Unsere These ist, dass die kapitalistische Produktionsweise und die mit ihr verbundene imperiale Lebensweise die entscheidende Ursache dafür sind, dass die Menschheit die planetaren Grenzen überschreitet und sich in einen potenziell katastrophischen Bereich manövriert. Der Kapitalismus ist aufgrund der ihm innewohnenden Konkurrenz-, Wachstums- und Profitlogik strukturell blind gegenüber seinen eigenen sozialen und ökologischen Voraussetzungen. Der Zwang, wachsen und in einem Konkurrenzumfeld profitabel sein zu müssen, führt kapitalistische Unternehmen auf Kollisionskurs mit den reproduktiven Notwendigkeiten der menschlichen und nichtmenschlichen Natur. Für unzählige Menschen und andere Lebewesen bedeutet dies enormes Leid oder gar den Tod. In den geographischen Räumen und den sozialen Klassen hingegen, in denen sich die kapitalistischen Reichtümer konzentrieren, wird die sozial-ökologische Destruktivität der Produktion und des Warenkonsums kaum als solche empfunden, sondern in der Öffentlichkeit sowie in den Alltagspraktiken und -wahrnehmungen zum Verschwinden gebracht. Wir verdrängen, dass wir die Erde und unsere Mitmenschen zerstören.
Lange Zeit ließen sich die Krisen verbergen, indem das Kapital sozial-ökologische Kosten in den Globalen Süden, auf Arbeiter:innen, auf unbezahlte Reproduktionsarbeit oder auf künftige Generationen verlagerte; indem es immer neue Sphären der Rohstoffextraktion erschloss; oder indem es sogar noch im Umweltschutz ein Geschäftsfeld entdeckte. Meist bereitete dabei die gewählte Form der ökologischen Problembearbeitung die nächste, noch tiefere Krise schon vor. Die energetische Nutzung von Kohle etwa wirkte zu Beginn der Industrialisierung einem anderen ökologischen Problem entgegen, nämlich der Holzkrise. Auf lange Sicht ebnete sie jedoch den Weg in ein viel größeres Problem: die Klimakrise.
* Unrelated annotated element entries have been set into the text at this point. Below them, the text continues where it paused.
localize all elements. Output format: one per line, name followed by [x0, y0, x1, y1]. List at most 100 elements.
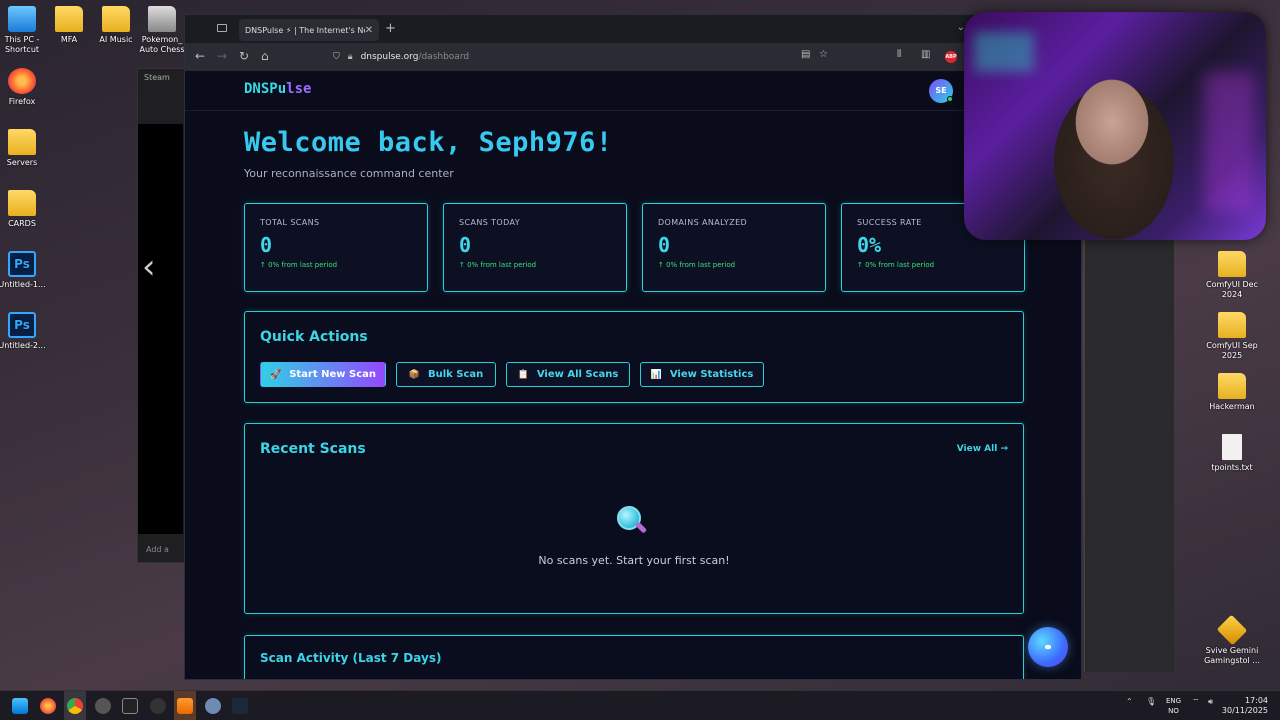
stat-change: ↑ 0% from last period [459, 261, 537, 269]
stat-value: 0 [459, 233, 472, 257]
scan-activity-title: Scan Activity (Last 7 Days) [260, 651, 442, 665]
firefox-icon[interactable] [40, 698, 56, 714]
system-clock[interactable]: 17:04 30/11/2025 [1222, 696, 1268, 716]
pc-icon [8, 6, 36, 32]
chat-fab-button[interactable] [1028, 627, 1068, 667]
settings-gear-icon[interactable] [95, 698, 111, 714]
shortcut-icon [1216, 614, 1248, 646]
background-dark-pane [138, 124, 183, 534]
stat-label: DOMAINS ANALYZED [658, 218, 748, 227]
desktop-icon-gemini-chair[interactable]: Svive Gemini Gamingstol ... [1202, 614, 1262, 666]
online-status-dot [947, 96, 953, 102]
add-item-text[interactable]: Add a [146, 545, 169, 554]
folder-icon [55, 6, 83, 32]
clipboard-icon: 📋 [517, 369, 529, 380]
desktop-icon-pokemon[interactable]: Pokemon_ Auto Chess [132, 6, 192, 55]
desktop-icon-tpoints[interactable]: tpoints.txt [1202, 434, 1262, 473]
desktop-icon-untitled-1[interactable]: Ps Untitled-1... [0, 251, 52, 290]
quick-actions-title: Quick Actions [260, 329, 368, 345]
steam-icon[interactable] [232, 698, 248, 714]
language-indicator[interactable]: ENG NO [1166, 696, 1181, 716]
stat-change: ↑ 0% from last period [260, 261, 338, 269]
desktop-icon-comfyui-sep[interactable]: ComfyUI Sep 2025 [1202, 312, 1262, 361]
stat-value: 0 [260, 233, 273, 257]
recent-scans-panel: Recent Scans View All → No scans yet. St… [244, 423, 1024, 614]
stat-label: TOTAL SCANS [260, 218, 320, 227]
desktop-icon-comfyui-dec[interactable]: ComfyUI Dec 2024 [1202, 251, 1262, 300]
stat-card-domains-analyzed: DOMAINS ANALYZED 0 ↑ 0% from last period [642, 203, 826, 292]
start-new-scan-button[interactable]: 🚀 Start New Scan [260, 362, 386, 387]
sidebar-icon[interactable]: ▥ [921, 49, 930, 60]
obs-icon[interactable] [205, 698, 221, 714]
folder-icon [1218, 373, 1246, 399]
tab-bar: DNSPulse ⚡ | The Internet's Nervo ✕ + ⌄ [185, 15, 1081, 43]
rocket-icon: 🚀 [269, 369, 282, 380]
chrome-icon[interactable] [67, 698, 83, 714]
scan-activity-panel: Scan Activity (Last 7 Days) [244, 635, 1024, 679]
browser-tab-dnspulse[interactable]: DNSPulse ⚡ | The Internet's Nervo ✕ [239, 19, 379, 41]
magnifying-glass-icon [617, 506, 648, 534]
wifi-icon[interactable]: ⌔ [1192, 697, 1200, 707]
view-statistics-button[interactable]: 📊 View Statistics [640, 362, 764, 387]
view-all-scans-button[interactable]: 📋 View All Scans [506, 362, 630, 387]
reader-view-icon[interactable]: ▤ [801, 49, 810, 60]
folder-icon [8, 129, 36, 155]
background-right-pane [1084, 240, 1174, 672]
volume-icon[interactable]: 🔊︎ [1208, 697, 1213, 707]
reload-icon[interactable]: ↻ [239, 49, 249, 63]
folder-icon [8, 190, 36, 216]
bookmark-star-icon[interactable]: ☆ [819, 49, 828, 60]
welcome-heading: Welcome back, Seph976! [244, 127, 613, 158]
recent-scans-title: Recent Scans [260, 441, 366, 457]
app-icon[interactable] [150, 698, 166, 714]
tab-title: DNSPulse ⚡ | The Internet's Nervo [245, 25, 365, 35]
desktop-icon-untitled-2[interactable]: Ps Untitled-2... [0, 312, 52, 351]
bulk-scan-button[interactable]: 📦 Bulk Scan [396, 362, 496, 387]
home-icon[interactable]: ⌂ [261, 49, 269, 63]
firefox-icon [8, 68, 36, 94]
forward-icon[interactable]: → [217, 49, 227, 63]
package-icon: 📦 [408, 369, 420, 380]
tray-expand-icon[interactable]: ⌃ [1126, 697, 1133, 706]
lock-icon[interactable]: 🔒︎ [348, 52, 353, 62]
desktop-icon-servers[interactable]: Servers [0, 129, 52, 168]
desktop-icon-cards[interactable]: CARDS [0, 190, 52, 229]
stat-change: ↑ 0% from last period [658, 261, 736, 269]
library-icon[interactable]: ⫴ [897, 49, 901, 60]
stat-card-total-scans: TOTAL SCANS 0 ↑ 0% from last period [244, 203, 428, 292]
back-icon[interactable]: ← [195, 49, 205, 63]
empty-state-text: No scans yet. Start your first scan! [538, 554, 730, 567]
text-file-icon [1222, 434, 1242, 460]
adblock-icon[interactable]: ABP [945, 51, 957, 63]
terminal-icon[interactable] [122, 698, 138, 714]
stat-label: SCANS TODAY [459, 218, 521, 227]
webcam-overlay [964, 12, 1266, 240]
steam-tab[interactable]: Steam [144, 73, 170, 82]
folder-icon [1218, 312, 1246, 338]
vlc-icon[interactable] [177, 698, 193, 714]
taskbar: ⌃ 🎙︎ ENG NO ⌔ 🔊︎ 17:04 30/11/2025 [0, 690, 1280, 720]
stat-change: ↑ 0% from last period [857, 261, 935, 269]
shield-icon[interactable]: ⛉ [333, 52, 340, 62]
browser-window: DNSPulse ⚡ | The Internet's Nervo ✕ + ⌄ … [184, 14, 1082, 680]
desktop-icon-firefox[interactable]: Firefox [0, 68, 52, 107]
dnspulse-logo[interactable]: DNSPulse [244, 81, 311, 97]
url-bar[interactable]: ⛉ 🔒︎ dnspulse.org/dashboard [333, 47, 833, 67]
url-host: dnspulse.org [360, 52, 419, 62]
dnspulse-dashboard: DNSPulse SE Welcome back, Seph976! Your … [185, 71, 1081, 679]
close-icon[interactable]: ✕ [365, 25, 373, 36]
url-path: /dashboard [418, 52, 470, 62]
tab-list-icon[interactable] [217, 24, 227, 32]
background-steam-window[interactable]: Steam ‹ Add a [137, 68, 187, 563]
desktop-icon-hackerman[interactable]: Hackerman [1202, 373, 1262, 412]
chevron-left-icon[interactable]: ‹ [142, 247, 156, 287]
new-tab-icon[interactable]: + [385, 21, 396, 36]
view-all-link[interactable]: View All → [957, 444, 1008, 454]
microphone-icon[interactable]: 🎙︎ [1146, 697, 1156, 706]
folder-icon [1218, 251, 1246, 277]
app-header: DNSPulse SE [185, 71, 1081, 111]
photoshop-icon: Ps [8, 251, 36, 277]
quick-actions-panel: Quick Actions 🚀 Start New Scan 📦 Bulk Sc… [244, 311, 1024, 403]
folder-icon [102, 6, 130, 32]
windows-start-icon[interactable] [12, 698, 28, 714]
Das Neue an der gegenwärtigen Situation ist, dass sich die systemimmanenten Möglichkeiten, sozial-ökologische Krisen durch räumliche und zeitliche Verlagerungen zu bearbeiten, der Erschöpfung nähern. Anders gesagt: Die dem Kapitalismus innewohnende Tendenz der Grenzverschiebung gerät selbst an ihre Grenzen. Die Indizien dafür häufen sich. Und sie bemächtigen sich zunehmend des Alltags auch der Menschen im Globalen Norden. Es bleibt nicht mehr viel Zeit, um die sich zuspitzenden Katastrophen durch einen konsequenten Klimaschutz und durch eine wirksame Politik der Klimaanpassung in ihren negativen Auswirkungen auf Mensch und Natur zumindest zu begrenzen. Deutschland etwa, darauf weist der Publizist Nick Reimer hin, wird voraussichtlich bereits Mitte des Jahrhunderts „mindestens zwei Grad wärmer sein als zu Beginn der Industrialisierung im 19. Jahrhundert. Sommertage mit mehr als 30 Grad werden dann völlig normal sein, die Spitzentemperaturen 40 Grad überschreiten, die Zahl der tropischen Nächte wird sich verdoppeln.“
Die Krise ist allerdings nicht länger lokal begrenzt, sondern global. Sie ist auch nicht länger ein zukünftiges Phänomen, das für Teile der Menschheit, vor allem die Wohlhabenden im Globalen Norden, primär über wissenschaftliche Beschreibungen zugänglich wäre. Vielmehr bricht die sozial-ökologische Krise auf vielfache Weise auch in den Alltag derer ein, die bislang – auf sehr unterschiedliche Weise – von der kapitalistischen Naturzerstörung in Form der imperialen Lebensweise profitierten. Und sie wird dadurch verschärft, dass der Bedarf an Rohstoffen und Energie für die globale kapitalistische Produktions- und Wachstumsmaschinerie immer noch zunimmt, nicht zuletzt durch die Digitalisierung und partielle Dekarbonisierung. Die Folgen dieser Entwicklung sind immens: Die „billige Natur“ in Form von Rohstoffen, Energie oder CO2-Senken, auf die der Kapitalismus angewiesen ist, wird teurer und ist zunehmend umkämpft. Zudem lassen sich die Kosten der bereits entstandenen und künftig zu erwartenden Schäden aus Katastrophenereignissen wie der Überflutung im Ahrtal oder den Waldbränden in Griechenland kaum quantifizieren. Im selben Maße, wie der Kapitalismus die Menschheit in das ungewisse Terrain jenseits der planetaren Grenzen befördert, sieht er sich also mit immer höheren selbst verursachten Kosten konfrontiert und untergräbt seine eigenen Existenzbedingungen.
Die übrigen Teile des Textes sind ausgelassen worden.